Highlights
- Cyient's buyback covered up to 64,00,000 equity shares at Rs 1,125 per share, a maximum of Rs 720 crore.
- The tender period ran from 23 June to 30 June 2026, with 17 June as the record date.
- The board approved the proposal on 23 April 2026 and shareholders cleared it by postal ballot on 10 June.
- The offer concluded just ahead of SEBI's restored open-market buyback regime effective 1 August 2026.
Mid-cap engineering services firm Cyient (NSE:CYIENT) has worked through the final stages of its Rs 720 crore share buyback, one of a cluster of tender offers that made mid-2026 an unusually busy season for capital returns. The programme covered up to 64,00,000 fully paid-up equity shares of face value Rs 5 each at Rs 1,125 per share, payable in cash.
The tender window ran from 23 June to 30 June 2026, with 17 June fixed as the record date, placing settlement and payout in early July.
The approval trail
Cyient's board approved the buyback proposal on 23 April 2026, and shareholders passed the special resolution by postal ballot on 10 June. The sequence, board approval, shareholder resolution, record date and a one-week tender window, followed the tender-offer template that has governed Indian buybacks since the open-market route was phased out in April 2025, making Cyient's offer among the later programmes executed wholly under that regime.
A season thick with repurchases
The offer sits within a remarkable stretch for buyback activity. Wipro (NSE:WIPRO) completed a Rs 15,000 crore tender buyback at Rs 250 per share in June, and Bajaj Auto (NSE:BAJAJ-AUTO) closed its Rs 5,632.80 crore offer on 7 July with settlement due 14 July. The concentration of programmes preceded SEBI's notification, on 1 July 2026, of amendments restoring open-market buybacks through exchanges from 1 August, a change that reshapes how future repurchases may be structured.

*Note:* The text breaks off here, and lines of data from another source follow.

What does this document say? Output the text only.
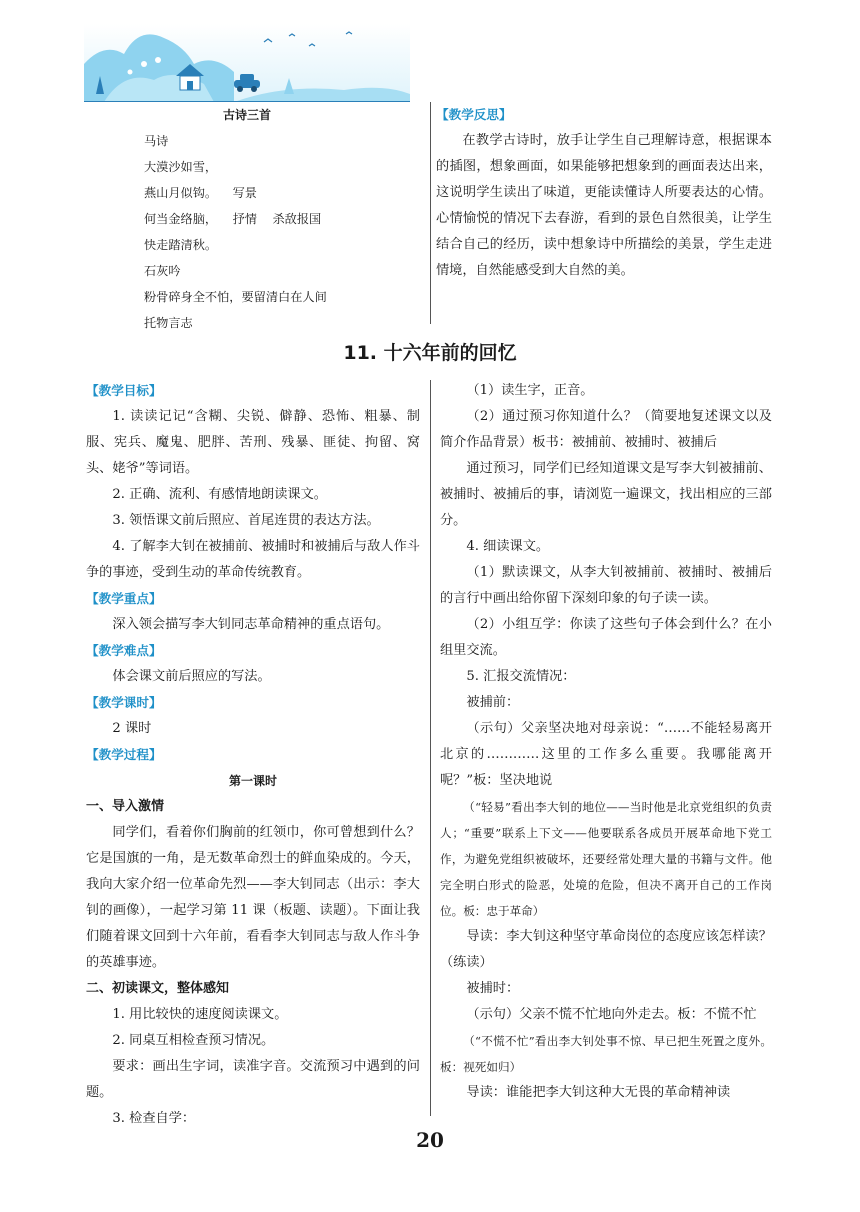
古诗三首

马诗

大漠沙如雪，

燕山月似钩。    写景

何当金络脑，    抒情    杀敌报国

快走踏清秋。

石灰吟

粉骨碎身全不怕，要留清白在人间

托物言志

【教学反思】

在教学古诗时，放手让学生自己理解诗意，根据课本的插图，想象画面，如果能够把想象到的画面表达出来，这说明学生读出了味道，更能读懂诗人所要表达的心情。心情愉悦的情况下去春游，看到的景色自然很美，让学生结合自己的经历，读中想象诗中所描绘的美景，学生走进情境，自然能感受到大自然的美。

11. 十六年前的回忆

【教学目标】

1. 读读记记“含糊、尖锐、僻静、恐怖、粗暴、制服、宪兵、魔鬼、肥胖、苦刑、残暴、匪徒、拘留、窝头、姥爷”等词语。

2. 正确、流利、有感情地朗读课文。

3. 领悟课文前后照应、首尾连贯的表达方法。

4. 了解李大钊在被捕前、被捕时和被捕后与敌人作斗争的事迹，受到生动的革命传统教育。

【教学重点】

深入领会描写李大钊同志革命精神的重点语句。

【教学难点】

体会课文前后照应的写法。

【教学课时】

2 课时

【教学过程】

第一课时

一、导入激情

同学们，看着你们胸前的红领巾，你可曾想到什么？它是国旗的一角，是无数革命烈士的鲜血染成的。今天，我向大家介绍一位革命先烈——李大钊同志（出示：李大钊的画像），一起学习第 11 课（板题、读题）。下面让我们随着课文回到十六年前，看看李大钊同志与敌人作斗争的英雄事迹。

二、初读课文，整体感知

1. 用比较快的速度阅读课文。

2. 同桌互相检查预习情况。

要求：画出生字词，读准字音。交流预习中遇到的问题。

3. 检查自学：

（1）读生字，正音。

（2）通过预习你知道什么？（简要地复述课文以及简介作品背景）板书：被捕前、被捕时、被捕后

通过预习，同学们已经知道课文是写李大钊被捕前、被捕时、被捕后的事，请浏览一遍课文，找出相应的三部分。

4. 细读课文。

（1）默读课文，从李大钊被捕前、被捕时、被捕后的言行中画出给你留下深刻印象的句子读一读。

（2）小组互学：你读了这些句子体会到什么？在小组里交流。

5. 汇报交流情况：

被捕前：

（示句）父亲坚决地对母亲说：“……不能轻易离开北京的…………这里的工作多么重要。我哪能离开呢？”板：坚决地说

（“轻易”看出李大钊的地位——当时他是北京党组织的负责人；“重要”联系上下文——他要联系各成员开展革命地下党工作，为避免党组织被破坏，还要经常处理大量的书籍与文件。他完全明白形式的险恶，处境的危险，但决不离开自己的工作岗位。板：忠于革命）

导读：李大钊这种坚守革命岗位的态度应该怎样读？（练读）

被捕时：

（示句）父亲不慌不忙地向外走去。板：不慌不忙

（“不慌不忙”看出李大钊处事不惊、早已把生死置之度外。板：视死如归）

导读：谁能把李大钊这种大无畏的革命精神读

20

What market participants will monitor
With the tender complete, the follow-through items are the final acceptance ratio, the extinguishment of repurchased shares and the resulting reduction in equity base, which flows into per-share earnings arithmetic. For the business itself, attention returns to quarterly performance in engineering research and development services, where demand from aerospace, transportation and sustainability verticals drives the outlook.
Mid-cap IT peers and capital allocation
Within mid-cap technology and engineering services, peers such as KPIT Technologies (NSE:KPITTECH), Tata Elxsi (NSE:TATAELXSI) and Persistent Systems (NSE:PERSISTENT) have generally preferred dividends, making Cyient's repurchase a point of differentiation in the segment's capital allocation mix. Whether the restored open-market route draws more mid-caps into buybacks from August is an open question for the sector.
Conclusion
Cyient's Rs 720 crore programme closes out a heavy half-year for Indian buybacks and stands among the final large offers executed entirely under the tender-only regime. The next chapter of repurchase activity will be written under SEBI's revived exchange route from 1 August 2026.
FAQs
Q: Why is the company in focus today?
A: Cyient is in focus as its Rs 720 crore buyback at Rs 1,125 per share, tendered between 23 and 30 June 2026, moves through settlement and completion in early July, making it one of the most recent concluded buybacks on record.
Q: What factors are investors monitoring?
A: Investors are tracking the final acceptance ratio, extinguishment of shares and the effect on per-share metrics, along with the company's quarterly performance in engineering R&D services and any future use of SEBI's restored open-market route.
Q: Which peer companies are relevant?
A: Mid-cap technology and engineering services peers include KPIT Technologies (NSE:KPITTECH), Tata Elxsi (NSE:TATAELXSI) and Persistent Systems (NSE:PERSISTENT), which offer capital allocation comparisons in the segment.
Q: Is this article investment advice?
A: No. This article is intended solely for informational purposes and should not be considered investment, financial or trading advice.